On Monday a bill was voted down in Australia’s parliament that would have allowed a plebiscite in February 2017 on same-sex marriage.
“Labor, the Greens, Nick Xenophon Team and senator Derryn Hinch combined in the Senate to block the plebiscite by 33 votes to 29, as they had promised weeks before,” reports The Guardian.
The plebiscite—a vote by the people of an entire country to decide on an issue—would have cost Australians $140 million, and asked Australians “if the Marriage Act should be revised to allow same-sex couples to marry.”
The Greens and Labor parties actually support legalizing same-sex marriage, but they don’t support the costly plebiscite calling it a “possible platform for hate speech.”
“More than two-thirds of Australians support marriage equality,” said Rodney Croome, a campaigner for the bill. “The majority of lawmakers want change and just a handful need to be persuaded to defy party lines for the Marriage Act to be revised.”
“That could happen quickly,” he added. “I only ever saw the plebiscite as a delaying tactic.
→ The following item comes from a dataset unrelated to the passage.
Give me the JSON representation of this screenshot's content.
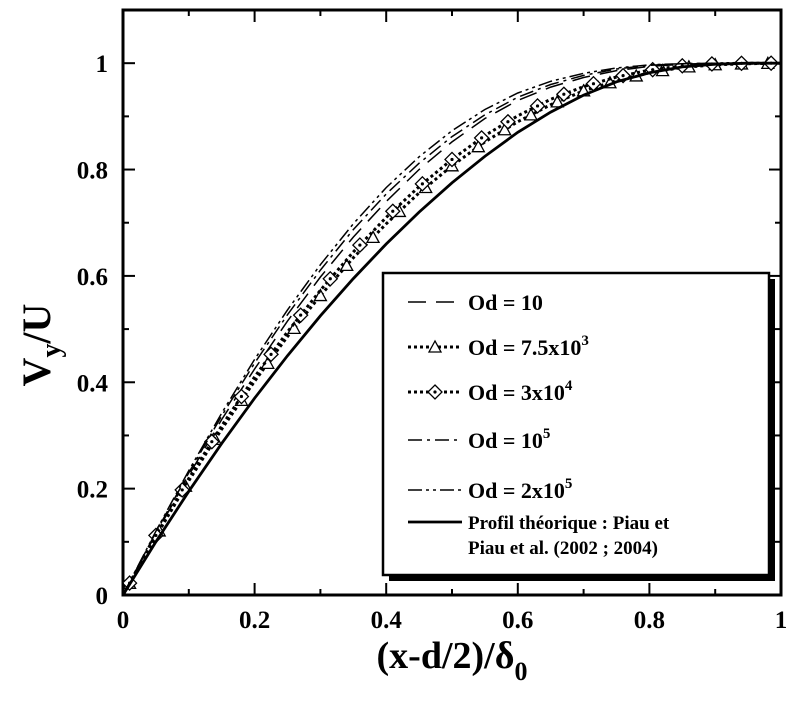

It became a debate about the process rather than marriage reform.”
Before Monday’s vote Attorney General George Brandis gave a speech to the senators telling them to “stop playing politics with gay people’s lives. Get out of the way and let us have the plebiscite that would deliver marriage equality in Australia in less than 100 days.”
“Now that the plebiscite legislation is dead, we again call marriage equality supporters across all political parties to work together to find a pathway,” said Alex Greenwich, co-chair of Australian Marriage Equality. “It’s time our parliamentarians found a fair and dignified pathway that ensures every Australian is treated equally.”